Palazzo Vecchio, simbolo dell’architettura civile trecentesca fiorentina, imbrattato di arancione e la Fontana della Barcaccia di Roma inquinata con del liquido nero. Si difenderebbe così l’ambiente secondo gli “attivisti” di un collettivo che da settimane compie atti di vandalismo in giro per l’Italia. Attacchi ai beni culturali nazionali che con la protezione delle risorse non c’entrano nulla, come dimostra lo spreco di acqua e solventi che segue questo tipo di azioni dimostrative e che serve a ripristinare – per quanto possibile – i monumenti oggetto di deturpazione.

“Difendere l’ambiente”, dunque, inquinando le fontane, proteggere il paesaggio rovinando i palazzi storici, magari per fare in modo che le nuove generazioni (quelle che si scomodano tanto spesso) non ne possano fruire affatto. Una schizofrenia generalizzata che fa il paio con un ambientalismo fanatico e pericoloso che sta provocando danni tangibili e presto quantificabili, pensando sul bilancio di Comuni già in rosso. Dopo i danni provocati alla Fontana della Barcaccia, i cosiddetti attivisti rischiano ora una denuncia per danneggiamento.

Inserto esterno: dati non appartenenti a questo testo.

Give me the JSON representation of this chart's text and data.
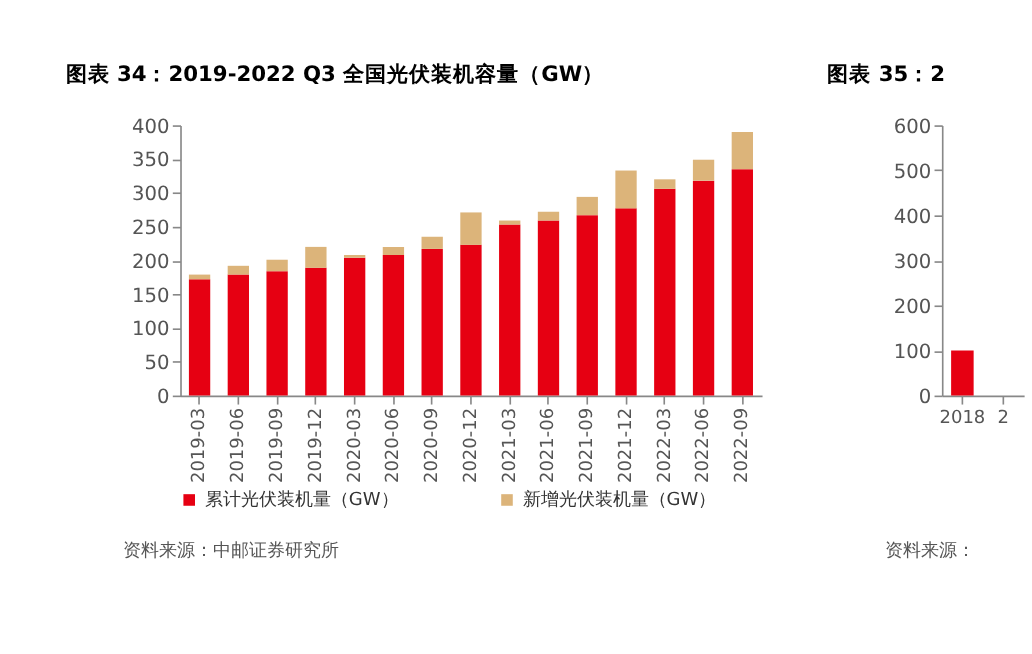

Sulla vicenda si è espresso il ministro della Cultura Gennaro Sangiuliano: “L’ennesimo, gravissimo, episodio di questa mattina che ha colpito uno dei monumenti simbolo di Roma, la Fontana della Barcaccia di Piazza di Spagna, è la goccia che fa traboccare il vaso. È ora di dire basta: siamo davanti ad una sistematica azione di vandalismo del nostro patrimonio artistico e culturale che non c’entra assolutamente nulla con la tutela dell’ambiente. Chi danneggia i nostri beni culturali non può passarla liscia e va punito severamente. Anche per questo stiamo studiando una norma che faccia pagare ai responsabili di questi danni gli interventi necessari per il ripristino dei luoghi, spesso costosi perché richiedono specialisti e attrezzature adeguate”. Dello stesso tenore quanto affermato dal sindaco di Roma Roberto Gualtieri: “Queste persone dovranno rispondere di quanto hanno fatto. Un atto illegale, dannoso e sbagliatissimo. E’ giusto che rispondano sulla base della legge e bisogna essere severi”.

Le reazioni della politica, comunque, rimangono piuttosto timide, e nessuno che si domandi com’è possibile che si riesca a compiere gesti simili eludendo la sorveglianza di chi è preposto al controllo dell’integrità dei monumenti storici.